A Phase I/IIa Study of Lemzoparlimab, a Monoclonal Antibody Targeting CD47, in Patients with Relapsed and/or Refractory Acute Myeloid Leukemia (AML) and Myelodysplastic Syndrome (MDS): Initial Phase I Results

Background

Lemzoparlimab (also known as TJC4 or TJ011133), a novel, RBC-sparing CD47 antibody with a unique epitope, is in early phase clinical development in both the U.S. and China. Like other anti-CD47 antibodies, lemzoparlimab blocks the interaction of CD47 and SIRPα, leading to phagocytosis of various CD47+ tumor cell lines and primary AML cells. Mono-treatment of lemzoparlimab inhibited tumor growth completely and extended the overall survival of treated mice in a patient-derived AML xenograft model. Here we report initial findings in the ongoing phase I trial which is to determine the safety, tolerability, pharmacokinetics (PK), pharmacodynamics (PD), maximum tolerated dose (MTD) and recommended phase 2 dose (RP2D) of lemzoparlimab in relapsed and/or refractory (r/r) AML and MDS patients.

Methods

The trial (NCT04202003) adopted a modified 3+3 dose escalation design with weekly lemzoparlimab at dose levels of 1, 3, 10, 20 and 30 mg/kg. The initial two lower dose cohorts (1 mg/kg and 3 mg/kg) was designed to enroll one patient each, and the study would escalate to the next level (10 mg/kg) if no DLT and no predefined toxicity events (e.g. grade 2 or above drug-related non hematologic toxicity, except for isolated lab abnormality with no clinical manifestation) were observed.
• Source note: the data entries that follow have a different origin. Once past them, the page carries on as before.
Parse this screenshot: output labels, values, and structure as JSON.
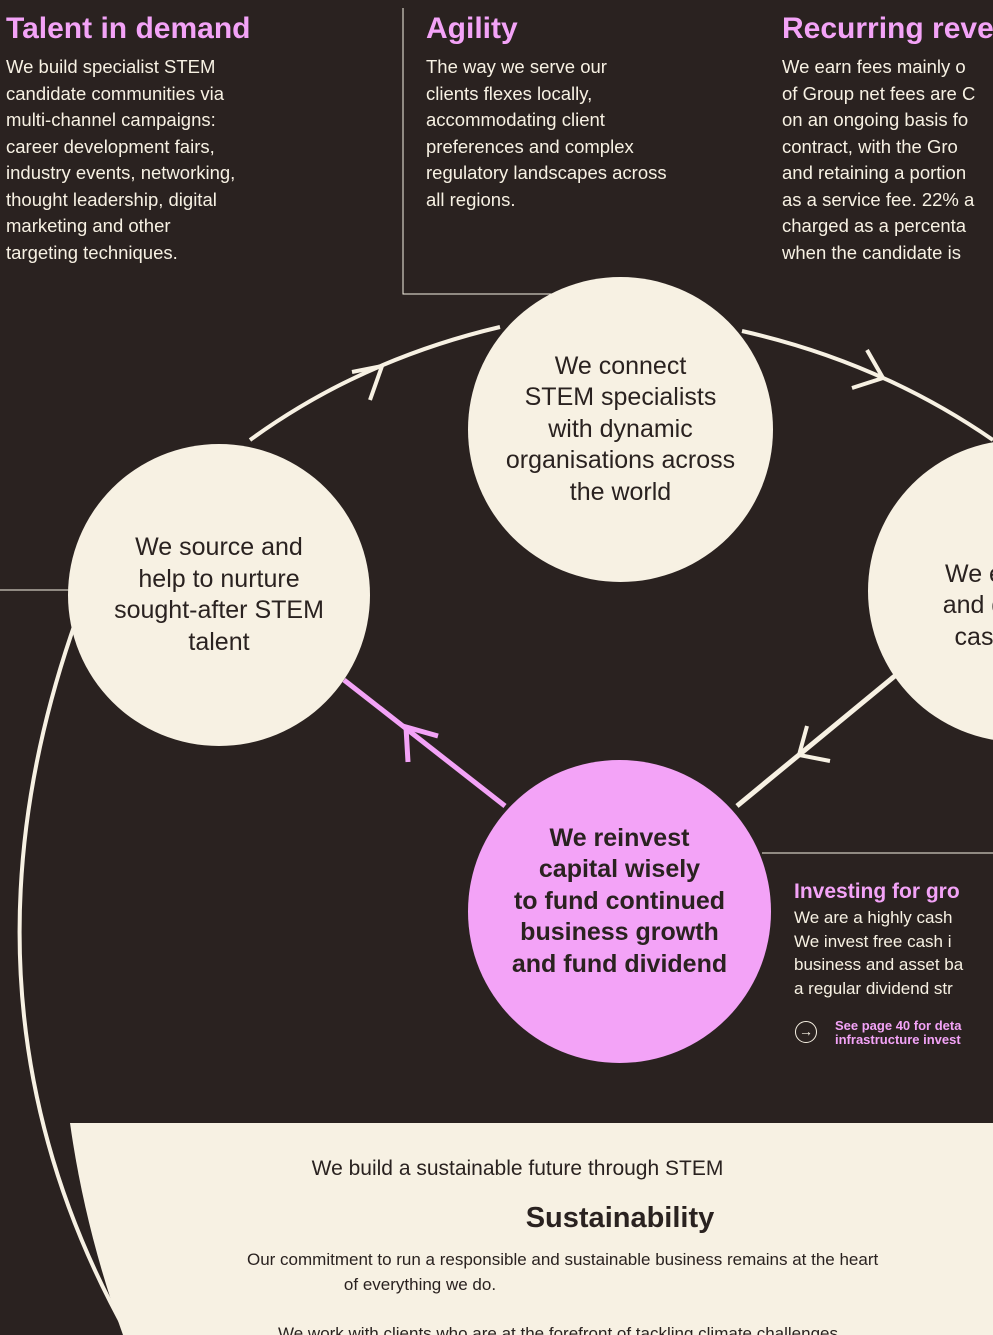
{
  "blocks": {
    "talent": {
      "title": "Talent in demand",
      "lines": [
        "We build specialist STEM",
        "candidate communities via",
        "multi-channel campaigns:",
        "career development fairs,",
        "industry events, networking,",
        "thought leadership, digital",
        "marketing and other",
        "targeting techniques."
      ]
    },
    "agility": {
      "title": "Agility",
      "lines": [
        "The way we serve our",
        "clients flexes locally,",
        "accommodating client",
        "preferences and complex",
        "regulatory landscapes across",
        "all regions."
      ]
    },
    "recurring": {
      "title": "Recurring reve",
      "lines": [
        "We earn fees mainly o",
        "of Group net fees are C",
        "on an ongoing basis fo",
        "contract, with the Gro",
        "and retaining a portion",
        "as a service fee. 22% a",
        "charged as a percenta",
        "when the candidate is"
      ]
    },
    "investing": {
      "title": "Investing for gro",
      "lines": [
        "We are a highly cash",
        "We invest free cash i",
        "business and asset ba",
        "a regular dividend str"
      ],
      "link_lines": [
        "See page 40 for deta",
        "infrastructure invest"
      ]
    }
  },
  "nodes": {
    "connect": [
      "We connect",
      "STEM specialists",
      "with dynamic",
      "organisations across",
      "the world"
    ],
    "source": [
      "We source and",
      "help to nurture",
      "sought-after STEM",
      "talent"
    ],
    "earn": [
      "We e",
      "and g",
      "cas"
    ],
    "reinvest": [
      "We reinvest",
      "capital wisely",
      "to fund continued",
      "business growth",
      "and fund dividend"
    ]
  },
  "sustainability": {
    "tagline": "We build a sustainable future through STEM",
    "title": "Sustainability",
    "lines": [
      "Our commitment to run a responsible and sustainable business remains at the heart",
      "of everything we do."
    ],
    "cut_line": "We work with clients who are at the forefront of tackling climate challenges"
  },
  "colors": {
    "background": "#2a2220",
    "cream": "#f7f1e3",
    "accent_pink": "#f3a3f7"
  }
}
If the first DLT or predefined toxicity event was observed, the cohort size would be expanded at the current dose level and the study would revert to the standard 3+3 design. Safety, PK/PD parameters, and preliminary efficacy were evaluated.

Results

As of 24 July 2020, 5 r/r AML patients (pts) including 1 relapsed, 1 relapsed/refractory and 3 primary refractory, were enrolled across 3 dose cohorts (1 at 1 mg/kg, 1 at 3 mg/kg and 3 at 10 mg/kg). Patients had 2-4 prior therapies. Median age was 45 years (range 25-66). Four of 5 pts developed treatment emergent AEs. Most of the AEs were grade 1 or 2. Treatment-related AEs that occurred in > 1 patient included thrombocytopenia (2/5 pts, 1 with grade 1 and 1 with grade 3) and positive anti-erythrocyte antibody (2/5 pts). No dose dependent hematologic toxicities have been observed so far. There was no treatment-related dose interruption or dose discontinuation. No patient developed treatment-related SAE or death. The maximum tolerated dose (MTD) has not yet been reached and the drug was well tolerated in r/r AML pts in the background of significantly impaired hematopoietic function with or without supportive blood transfusion. The anti-CD47 interferences on the blood bank testing were mitigated before blood transfusion.

With doses from 1 mg/kg to 10 mg/kg, lemzoparlimab exhibited a supraproportional increase in exposure, which can be attributed to target (CD47) mediated drug disposition at low doses. CD47 receptor occupancy (RO) was evaluated as a PD marker. The mean RO on peripheral T cells at C_max was 74.0%, 82.0% and 84.9% for 1, 3 and 10 mg/kg, respectively. The mean RO on CD33+ tumor cells at C_max was 45.9%, 75.8% and 82.2% for 1, 3 and 10 mg/kg, respectively. Of note, one patient with primary refractory AML achieved morphologic leukemia-free state (MLFS) after 2 cycles of lemzoparlimab treatment at 1 mg/kg.

Conclusion

Lemzoparlimab was well tolerated in r/r AML pts in the doses tested and importantly, consistent with preclinical data, there were no serious hematological AEs so far. No DLTs or MTD was observed up to 10 mg/kg weekly dosing so far. The PK/PD profile of lemzoparlimab is also consistent with preclinical findings. The preliminary efficacy observed was encouraging. Dose escalation will continue until MTD or RP2D is reached.